Effects of anthropogenic events and viral persistence on rodent reservoirs of hantavirus infection : understanding host-pathogen interactions facilitates novel approaches to intervention strategies
journal contributionposted on 06.12.2017, 00:00 by A Mahmud-Al-Rafat, M Sobhani, Andrew Taylor-RobinsonAndrew Taylor-Robinson
Hantaviruses are primarily rodent-borne pathogens which have received considerable attention recently due to their high mortality rates in humans. In order to find the causes of rapid transmission and emergence of hantavirus-associated diseases anthropogenic changes are a priority. These include deforestation, urbanization, noise pollution, light pollution and electromagnetic fields, all of which have been shown to profoundly affect rodent physiology and immunology. Moreover, anthropogenic events promote human-rodent co-habitation and thereby provide a driver to increase rates of transmission and, by extrapolation, levels of infection in humans.

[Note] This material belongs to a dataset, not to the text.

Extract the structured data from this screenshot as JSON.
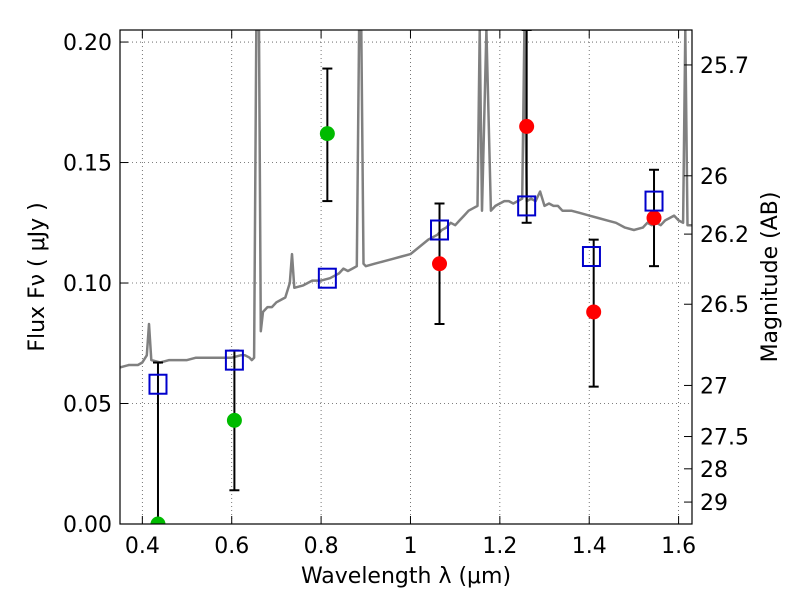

Such environmental disruption acts as a chronic stressor to rodents and causes elevated concentrations of glucocorticoids, which are a major class of immunosuppressive hormone. Glucocorticoids are responsible for altering the immune tolerance of rodents, thereby rendering them susceptible to infection. Glucocorticoids induce regulatory T lymphocytes to reduce inflammatory and antiviral responses and to activate regulatory responses, principally through production of the cytokines interleukin-10 and transforming growth factor-β to support viral persistence. In order to develop a low-cost intervention strategy for hantavirus infection consideration should be given to a systemic approach to therapy. This would both aim to achieve a reduction of anthropogenic stressors and to gain a greater understanding of host-pathogen interactions.